We use basic HTTP calls (https://github.com/syncthing/syncthing/blob/master/lib/discover/global.go#L140), so I don’t see how there could be protocol timing issues, as HTTP is probably one of the most basic protocols out there.

The best thing I can suggest is to get a tcpdump, and see perhaps it’s caused by TCP retransmits which might be due to your firewall (or client) not handling a fin or finack.

I don’t see how there could be protocol timing issues, as HTTP is probably one of the most basic protocols out there.

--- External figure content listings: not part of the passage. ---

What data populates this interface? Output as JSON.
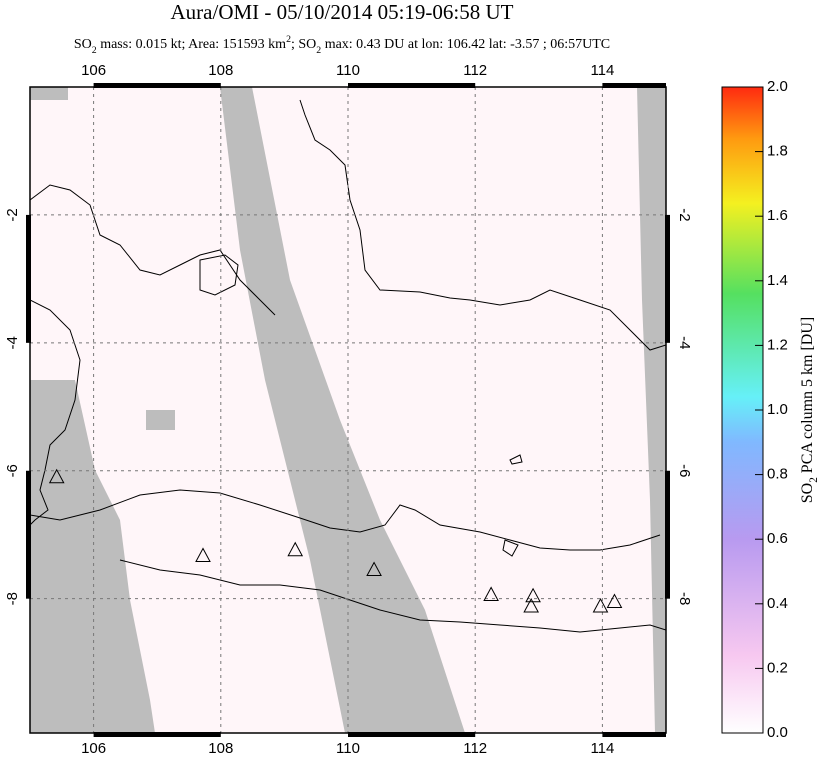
{
  "title": "Aura/OMI - 05/10/2014 05:19-06:58 UT",
  "subtitle": [
    {
      "text": "SO"
    },
    {
      "text": "2",
      "shift": "sub"
    },
    {
      "text": " mass: 0.015 kt; Area: 151593 km"
    },
    {
      "text": "2",
      "shift": "sup"
    },
    {
      "text": "; SO"
    },
    {
      "text": "2",
      "shift": "sub"
    },
    {
      "text": " max: 0.43 DU at lon: 106.42 lat: -3.57 ; 06:57UTC"
    }
  ],
  "map": {
    "xlim": [
      105,
      115
    ],
    "ylim": [
      -10.1,
      0
    ],
    "xticks": [
      106,
      108,
      110,
      112,
      114
    ],
    "yticks": [
      -2,
      -4,
      -6,
      -8
    ],
    "volcanoes": {
      "lon": [
        105.42,
        107.72,
        109.17,
        110.41,
        112.25,
        112.91,
        112.88,
        113.97,
        114.19
      ],
      "lat": [
        -6.11,
        -7.34,
        -7.25,
        -7.56,
        -7.95,
        -7.97,
        -8.13,
        -8.13,
        -8.06
      ]
    }
  },
  "colorbar": {
    "label": [
      {
        "text": "SO"
      },
      {
        "text": "2",
        "shift": "sub"
      },
      {
        "text": " PCA column 5 km [DU]"
      }
    ],
    "lim": [
      0,
      2
    ],
    "ticks": [
      {
        "value": 0,
        "label": "0.0"
      },
      {
        "value": 0.2,
        "label": "0.2"
      },
      {
        "value": 0.4,
        "label": "0.4"
      },
      {
        "value": 0.6,
        "label": "0.6"
      },
      {
        "value": 0.8,
        "label": "0.8"
      },
      {
        "value": 1,
        "label": "1.0"
      },
      {
        "value": 1.2,
        "label": "1.2"
      },
      {
        "value": 1.4,
        "label": "1.4"
      },
      {
        "value": 1.6,
        "label": "1.6"
      },
      {
        "value": 1.8,
        "label": "1.8"
      },
      {
        "value": 2,
        "label": "2.0"
      }
    ]
  }
}
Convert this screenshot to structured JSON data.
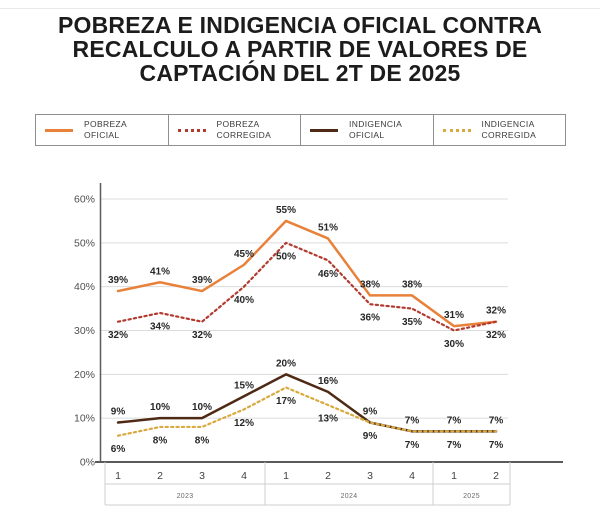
{
  "title": {
    "line1": "POBREZA E INDIGENCIA OFICIAL CONTRA",
    "line2": "RECALCULO A PARTIR DE VALORES DE",
    "line3": "CAPTACIÓN DEL 2T DE 2025"
  },
  "chart_data": {
    "type": "line",
    "title": "POBREZA E INDIGENCIA OFICIAL CONTRA RECALCULO A PARTIR DE VALORES DE CAPTACIÓN DEL 2T DE 2025",
    "unit": "%",
    "grid": true,
    "legend_position": "top",
    "x_quarters": [
      "1",
      "2",
      "3",
      "4",
      "1",
      "2",
      "3",
      "4",
      "1",
      "2"
    ],
    "year_groups": [
      {
        "label": "2023",
        "quarters": 4
      },
      {
        "label": "2024",
        "quarters": 4
      },
      {
        "label": "2025",
        "quarters": 2
      }
    ],
    "y_ticks": [
      "0%",
      "10%",
      "20%",
      "30%",
      "40%",
      "50%",
      "60%"
    ],
    "ylim": [
      0,
      62
    ],
    "series": [
      {
        "name": "POBREZA OFICIAL",
        "legend_lines": [
          "POBREZA",
          "OFICIAL"
        ],
        "style": "solid",
        "color": "#E8813A",
        "label_position": "above",
        "values": [
          39,
          41,
          39,
          45,
          55,
          51,
          38,
          38,
          31,
          32
        ]
      },
      {
        "name": "POBREZA CORREGIDA",
        "legend_lines": [
          "POBREZA",
          "CORREGIDA"
        ],
        "style": "dotted",
        "color": "#B23B30",
        "label_position": "below",
        "values": [
          32,
          34,
          32,
          40,
          50,
          46,
          36,
          35,
          30,
          32
        ]
      },
      {
        "name": "INDIGENCIA OFICIAL",
        "legend_lines": [
          "INDIGENCIA",
          "OFICIAL"
        ],
        "style": "solid",
        "color": "#4E2A15",
        "label_position": "above",
        "values": [
          9,
          10,
          10,
          15,
          20,
          16,
          9,
          7,
          7,
          7
        ]
      },
      {
        "name": "INDIGENCIA CORREGIDA",
        "legend_lines": [
          "INDIGENCIA",
          "CORREGIDA"
        ],
        "style": "dotted",
        "color": "#D8A93E",
        "label_position": "below",
        "values": [
          6,
          8,
          8,
          12,
          17,
          13,
          9,
          7,
          7,
          7
        ]
      }
    ],
    "colors": {
      "grid": "#dcdcdc",
      "axis": "#5a5a5a",
      "table_line": "#cfcfcf",
      "tick_text": "#4f4f4f",
      "quarter_text": "#3f3f3f",
      "year_text": "#6a6a6a",
      "label_text": "#272727",
      "title_text": "#1c1c1c"
    }
  }
}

HTTP protocol timing issues do occur

  • read any firewall log and you’ll see inbound packets from a server where the client thinks the connection is closed.
    Sometimes it is the client (eg browser) gets shut down before the server thinks the transaction is complete.

which might be due to your firewall (or client) not handling a fin or finack.

Firewalling is handled by the linux kernel, UFW is just the interface to it. It is unlikely the linux kernel is handling such a basic function incorrectly. Also, as noted above, some days there are none, all day, so again unlikely to be a basic linux kernel error.

Could possibly be the client - the client here is syncthing, or the server, which is also syncthing.

In any event, it is easiest just to ignore this error unless it appears to be getting out of control. Today so far, none.